Sunday, January 10, 2010

WI Presentation Examines Sex Offender Myths Presentation Examines Sex Offender Myths.

The message from a panel of people who work closely with sex offenders was clear on Saturday — education is key in dispelling myths about sex offenders and helping them reintegrate into society after release from prison.

"Education is the most important aspect for the public and politicians," said Sue Kelly-Kohlman of the Prison Aftercare Network. "We the general public can learn the facts and make better, safer decisions for our community."

Panel members focused on seven myths they said are often perpetuated in the public, including that most sex offenders are prone to offend again, that sex offense rates are on the rise, that treatment for sex offenders does not work and that residency restriction laws reduce offenses.

"Community concerns are valid and should not be overlooked," said Bob Van Domelen, executive director of Broken Yoke Ministries. "But if we're using the argument of recidivism as a reason for legislation, then we have to take a closer look at the numbers."
A study by the Bureau of Justice Statistics of released prisoners in 2003 shows reconviction rates for new sex offenses were between 3 percent and 4 percent. An earlier study by the same agency concluded that about 86 percent of reported assaults are by family members or acquaintances, not strangers.

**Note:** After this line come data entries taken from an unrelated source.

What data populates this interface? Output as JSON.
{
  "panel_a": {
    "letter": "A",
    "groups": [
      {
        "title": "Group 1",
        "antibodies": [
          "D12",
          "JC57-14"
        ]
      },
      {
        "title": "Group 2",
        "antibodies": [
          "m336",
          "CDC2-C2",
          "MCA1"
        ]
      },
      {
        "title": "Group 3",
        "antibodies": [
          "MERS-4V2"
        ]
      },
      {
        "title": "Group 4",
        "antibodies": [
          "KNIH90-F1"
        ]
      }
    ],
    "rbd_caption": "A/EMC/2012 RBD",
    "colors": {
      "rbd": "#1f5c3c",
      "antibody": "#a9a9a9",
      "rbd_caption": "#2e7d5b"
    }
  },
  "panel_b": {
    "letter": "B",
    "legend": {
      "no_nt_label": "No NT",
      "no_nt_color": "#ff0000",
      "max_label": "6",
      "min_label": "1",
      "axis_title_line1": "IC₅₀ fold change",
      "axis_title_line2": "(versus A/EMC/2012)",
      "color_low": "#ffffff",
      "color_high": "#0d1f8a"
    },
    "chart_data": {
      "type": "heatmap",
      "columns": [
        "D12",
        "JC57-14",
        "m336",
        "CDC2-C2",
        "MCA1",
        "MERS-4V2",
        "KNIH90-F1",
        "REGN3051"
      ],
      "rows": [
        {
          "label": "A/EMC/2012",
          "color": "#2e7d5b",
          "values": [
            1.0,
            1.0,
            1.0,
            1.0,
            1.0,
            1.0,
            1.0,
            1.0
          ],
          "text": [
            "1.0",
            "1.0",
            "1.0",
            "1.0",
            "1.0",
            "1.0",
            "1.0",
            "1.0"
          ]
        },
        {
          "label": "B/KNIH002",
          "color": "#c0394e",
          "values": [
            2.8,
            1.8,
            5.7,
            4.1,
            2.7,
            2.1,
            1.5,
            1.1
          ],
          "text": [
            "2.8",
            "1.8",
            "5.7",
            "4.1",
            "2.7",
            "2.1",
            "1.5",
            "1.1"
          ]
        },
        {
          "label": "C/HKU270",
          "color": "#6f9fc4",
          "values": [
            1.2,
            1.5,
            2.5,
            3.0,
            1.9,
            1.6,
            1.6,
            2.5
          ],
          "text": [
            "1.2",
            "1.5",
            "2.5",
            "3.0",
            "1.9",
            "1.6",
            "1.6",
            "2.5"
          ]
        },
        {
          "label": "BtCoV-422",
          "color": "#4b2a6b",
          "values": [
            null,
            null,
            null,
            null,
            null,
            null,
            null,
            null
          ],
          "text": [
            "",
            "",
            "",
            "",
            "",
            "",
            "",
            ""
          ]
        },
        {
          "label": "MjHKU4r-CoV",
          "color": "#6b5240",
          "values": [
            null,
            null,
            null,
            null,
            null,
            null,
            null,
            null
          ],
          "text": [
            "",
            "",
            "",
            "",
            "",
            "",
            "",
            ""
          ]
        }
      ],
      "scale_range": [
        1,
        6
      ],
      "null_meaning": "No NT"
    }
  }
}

Misconceptions about recidivism may have led to the residency restrictions favored by many communities, but there's no proof those laws work, Neuman said. Noncompliance rates among released sex offenders for the statewide registry have grown in Green Bay since the city enacted that law in 2006.

The Department of Corrections relies on four factors to successfully transition released offenders: residence, employment or education, treatment and positive support. Residency restrictions effectively "have removed all four of those," Neuman said.